PC0125Singh_Graphic_01_WEB
Singh Y, et al. JAMA Health Forum. 2025;doi:10.1001/jamahealthforum.2024.4935.

The take-home message is that the corporate transformation of primary care is underway,” Yashaswini Singh, PhD, MPA, an assistant professor at Brown University, told Healio. “Hospital and [private equity] affiliation of PCPs has been increasing over time with the potential to increase the cost of care. At the same time, there is no evidence that these trends benefit patients or physicians.”

Because of factors like clinician burnout, underinvestment and low relative payments, “corporate investors in primary care may present a unique opportunity to improve the financial health of primary care practices by negotiating higher payment rates from payers and making investments in health information technology to facilitate value-based care contracts,” Singh and colleagues wrote.

“At the same time, the recent growth of private equity acquisitions of physician practices has also been associated with increased prices in certain procedural specialties, including dermatology, ophthalmology and gastroenterology.”

However, they noted that measuring and understanding the growth of hospital and private equity affiliation in primary care — an important area to research given its potential effects on practice patterns and prices — has been difficult because of a lack of price and ownership transparency, “ie, the absence of reporting and disclosure requirements for [private equity] acquisitions.”

In the analysis, the researchers used data from 2009 to 2022, retrieved from the PitchBook and IQVIA databases, to determine the increases in hospital- and private equity-affiliated PCPs and their negotiated prices for office visits.

Singh and colleagues assessed 198,097 PCPs.

The share of PCPs affiliated with hospitals jumped from 25.2% in 2009 to 47.9% in 2022, while providers affiliated with private equity rose to 1.5% during that period.

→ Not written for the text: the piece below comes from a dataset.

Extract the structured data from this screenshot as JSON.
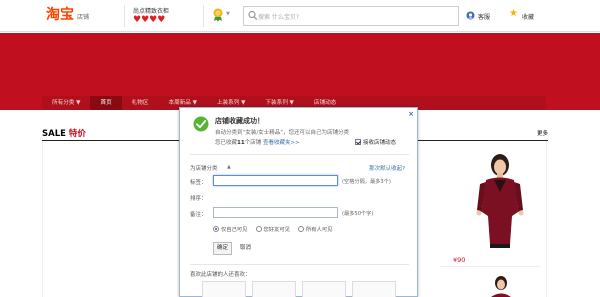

The researchers noted that PCPs affiliated with private equity firms and hospitals appeared concentrated in certain geographic markets. For example, the states with the highest proportion of private equity-affiliated PCPs included Florida (6.3%) and Texas (3.4%) North Dakota (86.2%) and Wisconsin (83.2%) comprised the states with the highest proportion of hospital-affiliated PCPs.

Compared with independent PCPs, a cross-sectional analysis showed negotiated prices for office visits of:

  • $14.91 (95% CI, 8.92-27.64), or 10.7% (95% CI, 10.1-11.4), higher for hospital-affiliated PCPs; and
  • $9.56 (95% CI, 2.24-14.55), or 7.8% (95% CI, 4.7-10.8), higher for private equity-affiliated PCPs.

This finding, which the researchers noted is consistent with past research, “suggests that large national insurers may not be using their bargaining power to negotiate lower prices that improve the affordability of care,” Singh told Healio.

Singh and colleagues explained that the results show “that vertical integration of physician practices with health systems is still the dominant trend in primary care,” although private equity investments “have emerged as a notable trend in certain local and regional markets.”

There were several study limitations. These included some potentially missed private equity acquisitions, inabilities to determine causality or assess mechanisms behind variation in prices and the findings not being generalizable to other payers or service categories.

“Corporate investments in primary care can alter the practice of medicine given investors' emphasis on short-term profitability,” Singh said. “In ongoing and future projects, we will be examining what the growth of private equity and other financial actors in primary care mean for physician practice patterns and patient health.”